COVID-19 mRNA vaccines in pregnancy led to strong immune responses for mothers, infants

Key takeaways:

• COVID-19 vaccination led to strong immune response — highest for those vaccinated in the second trimester.
• Vaccination in second and third trimesters led to positive immune response up to 6 months for infants.

COVID-19 messenger RNA vaccination during pregnancy resulted in a robust immune response without adverse outcomes for both mothers and infants for almost 6 months after birth, according to a cohort study published in JAMA Network Open.

“Pregnant individuals may worry about the theoretical risks of vaccine adverse effects, especially fever, on the developing fetus. Conversely, lack of symptoms may lead a vaccine recipient to question whether the vaccine is working,” Arianna G. Cassidy, MD, division of maternal-fetal medicine in the department of obstetrics, gynecology and reproductive sciences at the University of California, San Francisco, and colleagues wrote. “Although passively transferred antibodies after maternal vaccination have been shown to protect the infant against COVID-19 for up to 6 months of life, there are few data on longitudinal, linked outcomes for mother-infant dyads from pregnancy through the first year of life.”
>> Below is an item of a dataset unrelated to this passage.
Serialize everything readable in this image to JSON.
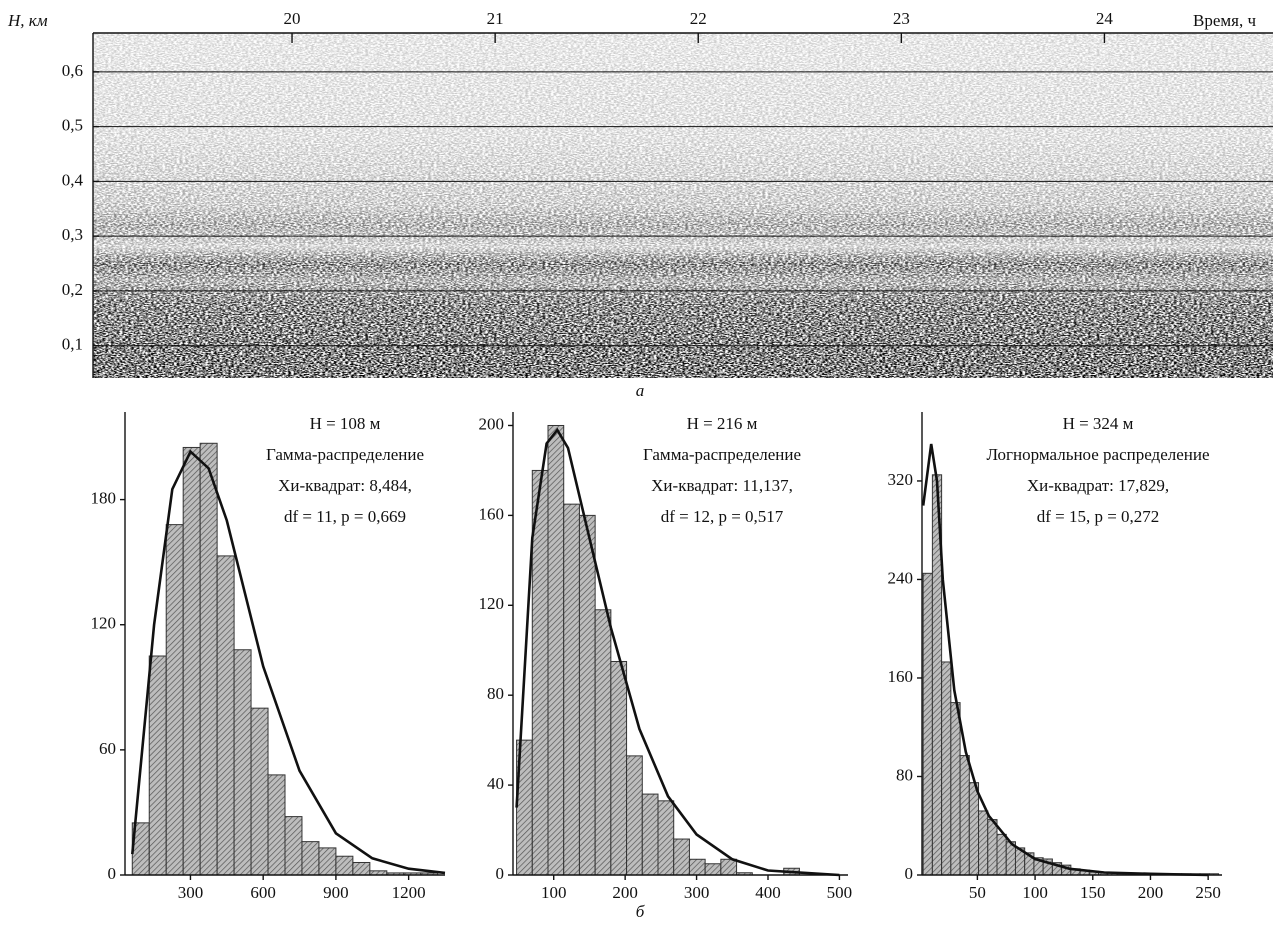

Cassidy and colleagues conducted a prospective cohort study with 76 pregnant women (median age, 35 years; 67.1% white) who were also enrolled in the COVID-19 Vaccination in Pregnancy and Lactation study from December 2020 to December 2021. All pregnant women received at least two doses of the mRNA-1273 (Moderna; n = 34) or the BNT162b2 (Pfizer-BioNTech; n = 42) messenger RNA (mRNA) COVID-19 vaccine during pregnancy, and most received a third dose after delivery.

The primary outcomes were vaccine response measured by blood immunoglobulin G (IgG) titers after each dose and self-reported symptoms after vaccination. Mother and infant blood and breastmilk were sampled for up to 1 year after delivery for IgG and IgA titers.
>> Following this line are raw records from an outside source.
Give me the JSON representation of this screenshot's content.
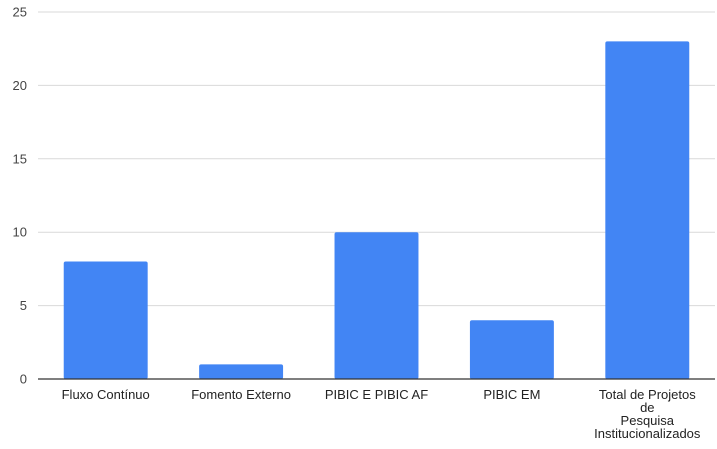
{
  "chart_data": {
    "type": "bar",
    "categories": [
      "Fluxo Contínuo",
      "Fomento Externo",
      "PIBIC E PIBIC AF",
      "PIBIC EM",
      "Total de Projetos de Pesquisa Institucionalizados"
    ],
    "category_label_lines": [
      [
        "Fluxo Contínuo"
      ],
      [
        "Fomento Externo"
      ],
      [
        "PIBIC E PIBIC AF"
      ],
      [
        "PIBIC EM"
      ],
      [
        "Total de Projetos",
        "de",
        "Pesquisa",
        "Institucionalizados"
      ]
    ],
    "values": [
      8,
      1,
      10,
      4,
      23
    ],
    "ylim": [
      0,
      25
    ],
    "yticks": [
      0,
      5,
      10,
      15,
      20,
      25
    ],
    "title": "",
    "xlabel": "",
    "ylabel": "",
    "grid": true,
    "legend": "none",
    "colors": {
      "bar": "#4285f4"
    }
  }
}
After the second vaccine dose, systemic symptoms were more common compared with after the first dose (71.2% vs. 44.1%; P = .007). In addition, systemic symptoms were more common following the mRNA-1273 vaccine compared with BNT162b2 (92.6% vs. 53.1%; P = .001).

Systemic symptoms were linked to 65.6% higher median IgG titers compared with no symptoms after the second COVID-19 vaccine dose (median, 2,596 vs. 1,568 relative fluorescent units; P = .007). Mean cord titers among women with local or systemic symptoms were 6.3-fold higher compared with women without symptoms from the vaccine.
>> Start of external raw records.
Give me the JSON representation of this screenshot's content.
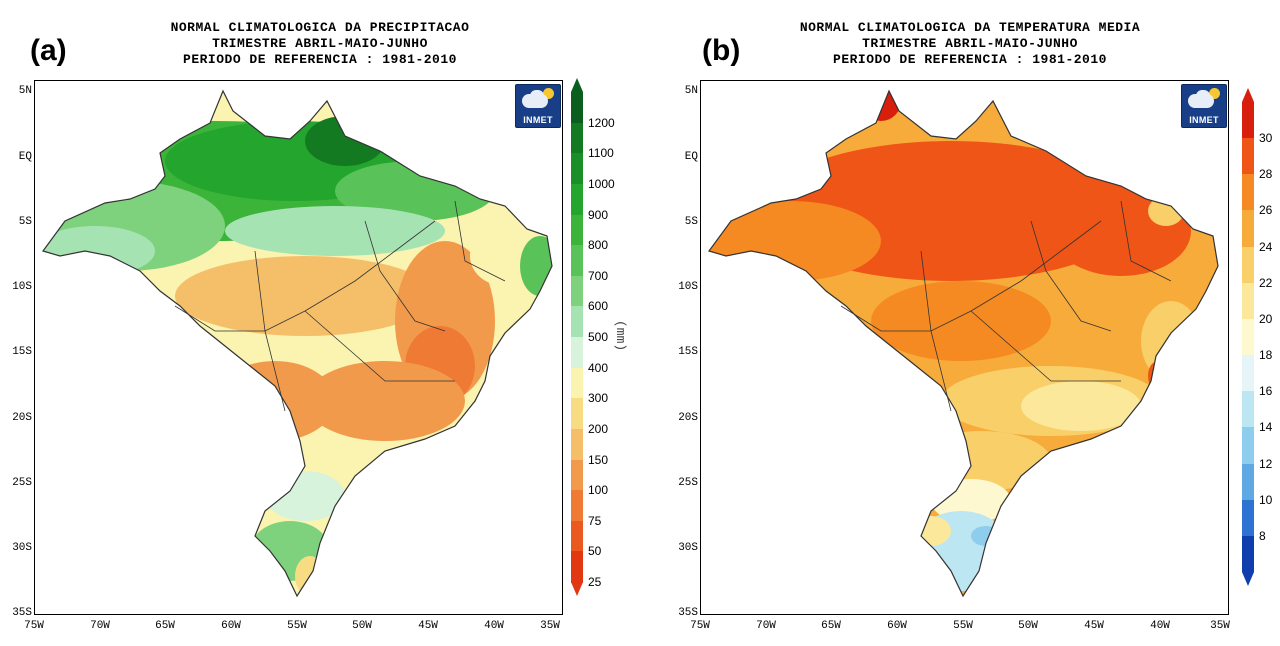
{
  "panels": [
    {
      "letter": "(a)",
      "title": [
        "NORMAL CLIMATOLOGICA DA PRECIPITACAO",
        "TRIMESTRE ABRIL-MAIO-JUNHO",
        "PERIODO DE REFERENCIA : 1981-2010"
      ],
      "unit": "(mm)",
      "logo_text": "INMET",
      "colorbar": {
        "labels": [
          "1200",
          "1100",
          "1000",
          "900",
          "800",
          "700",
          "600",
          "500",
          "400",
          "300",
          "200",
          "150",
          "100",
          "75",
          "50",
          "25"
        ],
        "colors": [
          "#0b5e1e",
          "#137a22",
          "#1a8f27",
          "#23a52e",
          "#3cb43a",
          "#59c35a",
          "#7fd27d",
          "#a6e3b3",
          "#d8f3dc",
          "#fbf3b0",
          "#f8dc84",
          "#f5bf6a",
          "#f29a4c",
          "#ef7a34",
          "#ea5a20",
          "#e23812"
        ]
      }
    },
    {
      "letter": "(b)",
      "title": [
        "NORMAL CLIMATOLOGICA DA TEMPERATURA MEDIA",
        "TRIMESTRE ABRIL-MAIO-JUNHO",
        "PERIODO DE REFERENCIA : 1981-2010"
      ],
      "unit": "",
      "logo_text": "INMET",
      "colorbar": {
        "labels": [
          "30",
          "28",
          "26",
          "24",
          "22",
          "20",
          "18",
          "16",
          "14",
          "12",
          "10",
          "8"
        ],
        "colors": [
          "#d81e0c",
          "#ee5516",
          "#f58a22",
          "#f7ab3a",
          "#f9cf6a",
          "#fbe89a",
          "#fdf8d0",
          "#e6f5f8",
          "#bde6f3",
          "#8fcdee",
          "#5ea9e4",
          "#2d74d2",
          "#0f3fae"
        ]
      }
    }
  ],
  "axes": {
    "lat_labels": [
      "5N",
      "EQ",
      "5S",
      "10S",
      "15S",
      "20S",
      "25S",
      "30S",
      "35S"
    ],
    "lon_labels": [
      "75W",
      "70W",
      "65W",
      "60W",
      "55W",
      "50W",
      "45W",
      "40W",
      "35W"
    ]
  },
  "colors": {
    "border": "#333333"
  }
}
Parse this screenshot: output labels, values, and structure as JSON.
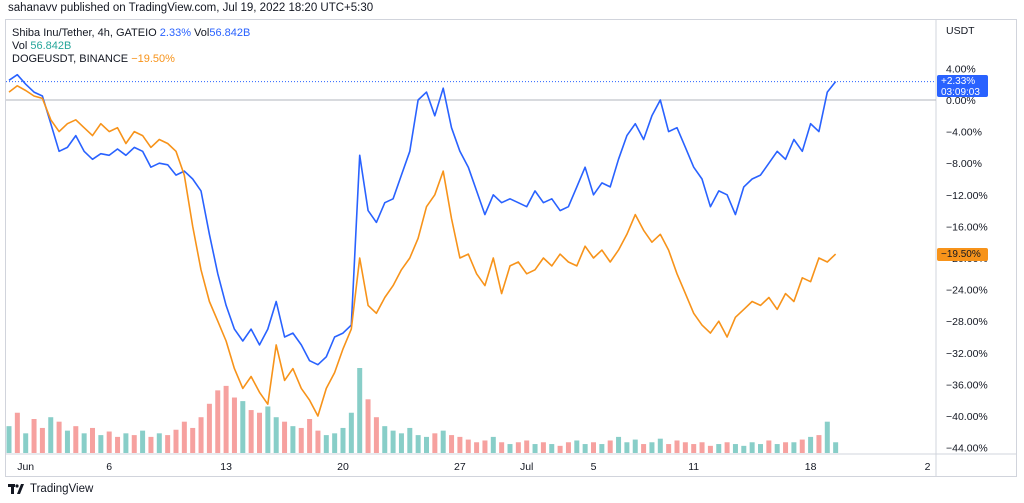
{
  "header": {
    "published_text": "sahanavv published on TradingView.com, Jul 19, 2022 18:20 UTC+5:30"
  },
  "legend": {
    "main_symbol": "Shiba Inu/Tether, 4h, GATEIO",
    "main_change": "2.33%",
    "main_vol_label": "Vol",
    "main_vol_value": "56.842B",
    "vol_label": "Vol",
    "vol_value": "56.842B",
    "compare_symbol": "DOGEUSDT, BINANCE",
    "compare_change": "−19.50%"
  },
  "axis": {
    "currency": "USDT",
    "price_badge_pct": "+2.33%",
    "price_badge_time": "03:09:03",
    "compare_badge": "−19.50%"
  },
  "footer": {
    "brand": "TradingView"
  },
  "colors": {
    "shib": "#2962ff",
    "doge": "#f7931a",
    "vol_up": "#26a69a",
    "vol_down": "#ef5350"
  },
  "chart_data": {
    "type": "line",
    "ylabel": "USDT",
    "ylim": [
      -45,
      5
    ],
    "y_ticks": [
      "4.00%",
      "0.00%",
      "−4.00%",
      "−8.00%",
      "−12.00%",
      "−16.00%",
      "−20.00%",
      "−24.00%",
      "−28.00%",
      "−32.00%",
      "−36.00%",
      "−40.00%",
      "−44.00%"
    ],
    "y_tick_values": [
      4,
      0,
      -4,
      -8,
      -12,
      -16,
      -20,
      -24,
      -28,
      -32,
      -36,
      -40,
      -44
    ],
    "x_ticks": [
      "Jun",
      "6",
      "13",
      "20",
      "27",
      "Jul",
      "5",
      "11",
      "18",
      "2"
    ],
    "x_tick_days": [
      1,
      6,
      13,
      20,
      27,
      31,
      35,
      41,
      48,
      55
    ],
    "series": [
      {
        "name": "Shiba Inu/Tether, 4h, GATEIO",
        "color": "#2962ff",
        "x_days": [
          0,
          0.5,
          1,
          1.5,
          2,
          2.5,
          3,
          3.5,
          4,
          4.5,
          5,
          5.5,
          6,
          6.5,
          7,
          7.5,
          8,
          8.5,
          9,
          9.5,
          10,
          10.5,
          11,
          11.5,
          12,
          12.5,
          13,
          13.5,
          14,
          14.5,
          15,
          15.5,
          16,
          16.5,
          17,
          17.5,
          18,
          18.5,
          19,
          19.5,
          20,
          20.5,
          21,
          21.5,
          22,
          22.5,
          23,
          23.5,
          24,
          24.5,
          25,
          25.5,
          26,
          26.5,
          27,
          27.5,
          28,
          28.5,
          29,
          29.5,
          30,
          30.5,
          31,
          31.5,
          32,
          32.5,
          33,
          33.5,
          34,
          34.5,
          35,
          35.5,
          36,
          36.5,
          37,
          37.5,
          38,
          38.5,
          39,
          39.5,
          40,
          40.5,
          41,
          41.5,
          42,
          42.5,
          43,
          43.5,
          44,
          44.5,
          45,
          45.5,
          46,
          46.5,
          47,
          47.5,
          48,
          48.5,
          49,
          49.5
        ],
        "values": [
          2.5,
          3.2,
          2.0,
          1.0,
          0.5,
          -3.0,
          -6.5,
          -6.0,
          -4.5,
          -6.5,
          -7.5,
          -6.8,
          -7.0,
          -6.2,
          -7.0,
          -6.0,
          -6.5,
          -8.5,
          -8.0,
          -8.2,
          -9.5,
          -9.0,
          -10.0,
          -11.5,
          -17.0,
          -22.0,
          -26.0,
          -29.0,
          -30.5,
          -29.0,
          -31.0,
          -29.0,
          -25.5,
          -30.0,
          -29.5,
          -31.0,
          -33.0,
          -33.5,
          -32.5,
          -30.0,
          -29.5,
          -28.5,
          -7.0,
          -14.0,
          -15.5,
          -13.0,
          -12.5,
          -9.5,
          -6.5,
          0.0,
          1.0,
          -2.0,
          1.5,
          -3.5,
          -6.5,
          -8.5,
          -11.5,
          -14.5,
          -12.0,
          -13.0,
          -12.5,
          -13.0,
          -13.5,
          -11.5,
          -13.0,
          -12.5,
          -14.0,
          -13.5,
          -11.0,
          -8.5,
          -12.0,
          -10.5,
          -11.0,
          -7.5,
          -4.5,
          -3.0,
          -5.0,
          -2.0,
          0.0,
          -4.0,
          -3.5,
          -6.0,
          -8.5,
          -10.0,
          -13.5,
          -11.5,
          -12.0,
          -14.5,
          -11.0,
          -10.0,
          -9.5,
          -8.0,
          -6.5,
          -7.5,
          -5.0,
          -6.5,
          -3.0,
          -4.0,
          1.0,
          2.33
        ]
      },
      {
        "name": "DOGEUSDT, BINANCE",
        "color": "#f7931a",
        "x_days": [
          0,
          0.5,
          1,
          1.5,
          2,
          2.5,
          3,
          3.5,
          4,
          4.5,
          5,
          5.5,
          6,
          6.5,
          7,
          7.5,
          8,
          8.5,
          9,
          9.5,
          10,
          10.5,
          11,
          11.5,
          12,
          12.5,
          13,
          13.5,
          14,
          14.5,
          15,
          15.5,
          16,
          16.5,
          17,
          17.5,
          18,
          18.5,
          19,
          19.5,
          20,
          20.5,
          21,
          21.5,
          22,
          22.5,
          23,
          23.5,
          24,
          24.5,
          25,
          25.5,
          26,
          26.5,
          27,
          27.5,
          28,
          28.5,
          29,
          29.5,
          30,
          30.5,
          31,
          31.5,
          32,
          32.5,
          33,
          33.5,
          34,
          34.5,
          35,
          35.5,
          36,
          36.5,
          37,
          37.5,
          38,
          38.5,
          39,
          39.5,
          40,
          40.5,
          41,
          41.5,
          42,
          42.5,
          43,
          43.5,
          44,
          44.5,
          45,
          45.5,
          46,
          46.5,
          47,
          47.5,
          48,
          48.5,
          49,
          49.5
        ],
        "values": [
          1.0,
          1.8,
          1.2,
          0.5,
          0.2,
          -2.5,
          -4.0,
          -3.0,
          -2.5,
          -3.5,
          -4.5,
          -3.0,
          -4.0,
          -3.5,
          -5.5,
          -4.0,
          -4.5,
          -6.0,
          -5.0,
          -5.5,
          -6.5,
          -9.5,
          -16.0,
          -21.5,
          -25.5,
          -28.0,
          -30.5,
          -34.0,
          -36.5,
          -35.0,
          -37.0,
          -38.5,
          -31.0,
          -35.5,
          -34.0,
          -36.5,
          -38.0,
          -40.0,
          -36.5,
          -34.5,
          -31.5,
          -29.0,
          -20.0,
          -26.0,
          -27.0,
          -25.0,
          -23.5,
          -21.5,
          -20.0,
          -17.5,
          -13.5,
          -12.0,
          -9.0,
          -15.0,
          -20.0,
          -19.5,
          -22.0,
          -23.5,
          -20.0,
          -24.5,
          -21.0,
          -20.5,
          -22.0,
          -21.5,
          -20.0,
          -21.0,
          -19.5,
          -20.5,
          -21.0,
          -18.5,
          -20.0,
          -19.0,
          -20.5,
          -19.0,
          -17.0,
          -14.5,
          -16.5,
          -18.0,
          -17.0,
          -19.0,
          -22.0,
          -24.5,
          -27.0,
          -28.5,
          -29.5,
          -28.0,
          -30.0,
          -27.5,
          -26.5,
          -25.5,
          -26.0,
          -25.0,
          -26.5,
          -24.5,
          -25.5,
          -22.5,
          -23.0,
          -20.0,
          -20.5,
          -19.5
        ]
      }
    ],
    "volume": {
      "x_days": [
        0,
        0.5,
        1,
        1.5,
        2,
        2.5,
        3,
        3.5,
        4,
        4.5,
        5,
        5.5,
        6,
        6.5,
        7,
        7.5,
        8,
        8.5,
        9,
        9.5,
        10,
        10.5,
        11,
        11.5,
        12,
        12.5,
        13,
        13.5,
        14,
        14.5,
        15,
        15.5,
        16,
        16.5,
        17,
        17.5,
        18,
        18.5,
        19,
        19.5,
        20,
        20.5,
        21,
        21.5,
        22,
        22.5,
        23,
        23.5,
        24,
        24.5,
        25,
        25.5,
        26,
        26.5,
        27,
        27.5,
        28,
        28.5,
        29,
        29.5,
        30,
        30.5,
        31,
        31.5,
        32,
        32.5,
        33,
        33.5,
        34,
        34.5,
        35,
        35.5,
        36,
        36.5,
        37,
        37.5,
        38,
        38.5,
        39,
        39.5,
        40,
        40.5,
        41,
        41.5,
        42,
        42.5,
        43,
        43.5,
        44,
        44.5,
        45,
        45.5,
        46,
        46.5,
        47,
        47.5,
        48,
        48.5,
        49,
        49.5
      ],
      "values": [
        30,
        45,
        22,
        38,
        28,
        40,
        35,
        25,
        30,
        22,
        28,
        20,
        24,
        18,
        22,
        20,
        25,
        18,
        22,
        20,
        26,
        35,
        28,
        40,
        55,
        70,
        75,
        62,
        58,
        48,
        45,
        52,
        40,
        35,
        30,
        28,
        38,
        25,
        20,
        22,
        28,
        45,
        95,
        60,
        40,
        30,
        25,
        22,
        28,
        20,
        18,
        22,
        25,
        20,
        18,
        15,
        12,
        14,
        18,
        12,
        10,
        12,
        14,
        10,
        12,
        10,
        8,
        12,
        14,
        10,
        12,
        10,
        14,
        18,
        12,
        15,
        10,
        12,
        16,
        10,
        14,
        12,
        10,
        12,
        8,
        10,
        12,
        10,
        8,
        12,
        10,
        14,
        10,
        12,
        12,
        15,
        18,
        20,
        35,
        12
      ],
      "up": [
        1,
        0,
        1,
        0,
        0,
        1,
        0,
        1,
        0,
        1,
        0,
        1,
        0,
        0,
        1,
        0,
        1,
        0,
        1,
        0,
        0,
        0,
        0,
        0,
        0,
        0,
        0,
        0,
        1,
        0,
        0,
        1,
        1,
        0,
        1,
        0,
        0,
        0,
        1,
        1,
        1,
        1,
        1,
        0,
        0,
        1,
        1,
        1,
        1,
        1,
        1,
        0,
        1,
        0,
        0,
        0,
        0,
        0,
        1,
        0,
        1,
        0,
        0,
        1,
        0,
        1,
        0,
        0,
        1,
        1,
        0,
        1,
        0,
        1,
        1,
        1,
        0,
        1,
        1,
        0,
        0,
        0,
        0,
        0,
        0,
        1,
        0,
        1,
        1,
        1,
        1,
        0,
        1,
        0,
        1,
        0,
        1,
        0,
        1,
        1
      ]
    }
  }
}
In all trimesters, receiving a COVID-19 vaccine resulted in a robust maternal IgG response; however, the IgG transfer ratio was highest among women who were vaccinated during their second trimester. Regardless of vaccination trimester, anti-SARS-CoV-2 IgG was still detectable in cord blood. Infants of women vaccinated in the second and third trimesters had positive IgG titers for at least 5 to 6 months after birth. In addition, IgG and IgA titers remained high in milk for at least 5 to 6 months after birth.

Researchers observed no adverse perinatal outcomes related to vaccination.

“Systemic symptoms after receipt of a vaccine dose may indicate a more robust immune response, as measured by higher antibody titers,” the researchers wrote. “The association between postvaccination symptoms and magnitude of immune response warrants further study.”